Novel analytical approach to bivalve shell biogeochemistry: A case study of hydrothermal mussel shell

Abstract

To study the mechanism of element incorporation into bivalve shells living in hydrothermal environments, the chemical composition of deep-sea mussel (Bathymodiolus platifrons) shell was analyzed using three microanalytical techniques. Mg/Ca, Sr/Ca, Mn/Ca, and Ba/Ca ratios were measured in ∼8-μm-diameter spots by secondary ion mass spectrometry (NanoSIMS). Mg, Sr, Ca, and S distributions were analyzed by electron probe microanalyzer (EPMA; spatial resolution, ∼2 μm). Micro-scale shell structures were observed by SEM and optical microscope. The inner aragonitic layer comprised three sublayer types.

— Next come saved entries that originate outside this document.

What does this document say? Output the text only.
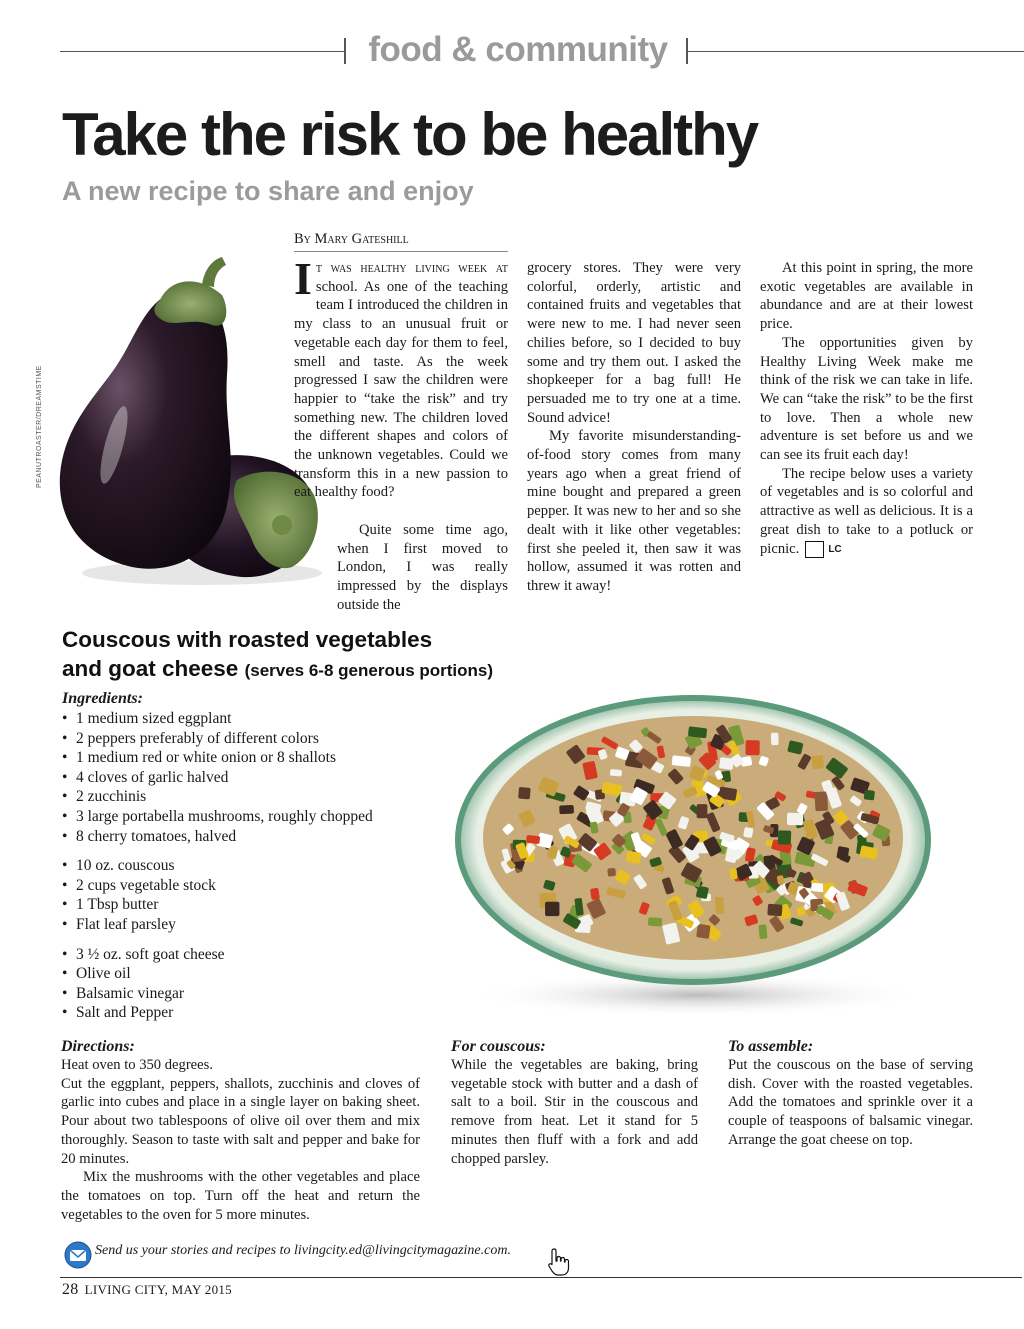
food & community
Take the risk to be healthy
A new recipe to share and enjoy
PEANUTROASTER/DREAMSTIME
By Mary Gateshill

It was healthy living week at school. As one of the teaching team I introduced the children in my class to an unusual fruit or vegetable each day for them to feel, smell and taste. As the week progressed I saw the children were happier to “take the risk” and try something new. The children loved the different shapes and colors of the unknown vegetables. Could we transform this in a new passion to eat healthy food?

Quite some time ago, when I first moved to London, I was really impressed by the displays outside the

grocery stores. They were very colorful, orderly, artistic and contained fruits and vegetables that were new to me. I had never seen chilies before, so I decided to buy some and try them out. I asked the shopkeeper for a bag full! He persuaded me to try one at a time. Sound advice!

My favorite misunderstanding-of-food story comes from many years ago when a great friend of mine bought and prepared a green pepper. It was new to her and so she dealt with it like other vegetables: first she peeled it, then saw it was hollow, assumed it was rotten and threw it away!

At this point in spring, the more exotic vegetables are available in abundance and are at their lowest price.

The opportunities given by Healthy Living Week make me think of the risk we can take in life. We can “take the risk” to be the first to love. Then a whole new adventure is set before us and we can see its fruit each day!

The recipe below uses a variety of vegetables and is so colorful and attractive as well as delicious. It is a great dish to take to a potluck or picnic.	LC

Couscous with roasted vegetables
and goat cheese (serves 6-8 generous portions)
Ingredients:
• 1 medium sized eggplant
• 2 peppers preferably of different colors
• 1 medium red or white onion or 8 shallots
• 4 cloves of garlic halved
• 2 zucchinis
• 3 large portabella mushrooms, roughly chopped
• 8 cherry tomatoes, halved
• 10 oz. couscous
• 2 cups vegetable stock
• 1 Tbsp butter
• Flat leaf parsley
• 3 ½ oz. soft goat cheese
• Olive oil
• Balsamic vinegar
• Salt and Pepper

Directions:

Heat oven to 350 degrees.

Cut the eggplant, peppers, shallots, zucchinis and cloves of garlic into cubes and place in a single layer on baking sheet. Pour about two tablespoons of olive oil over them and mix thoroughly. Season to taste with salt and pepper and bake for 20 minutes.

Mix the mushrooms with the other vegetables and place the tomatoes on top. Turn off the heat and return the vegetables to the oven for 5 more minutes.

For couscous:

While the vegetables are baking, bring vegetable stock with butter and a dash of salt to a boil. Stir in the couscous and remove from heat. Let it stand for 5 minutes then fluff with a fork and add chopped parsley.

To assemble:

Put the couscous on the base of serving dish. Cover with the roasted vegetables. Add the tomatoes and sprinkle over it a couple of teaspoons of balsamic vinegar. Arrange the goat cheese on top.

Send us your stories and recipes to livingcity.ed@livingcitymagazine.com.
28 LIVING CITY, MAY 2015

The thick organic sublayers and homogeneous sublayers were interlaminated sporadically among usually deposited nacreous layers. Elemental compositions were significantly associated with shell sublayer types. The thick organic sublayers contained higher Mg/Ca, Sr/Ca and Ba/Ca ratios by factors of up to 3.0, 2.6 and 3.2, respectively, compared to the adjacent nacreous layers. On the other hand, Mn/Ca ratios in homogeneous sublayers were depleted down to one third of those in adjacent nacreous layers. Our data suggest that biological effects are significant for micro scale elemental distributions.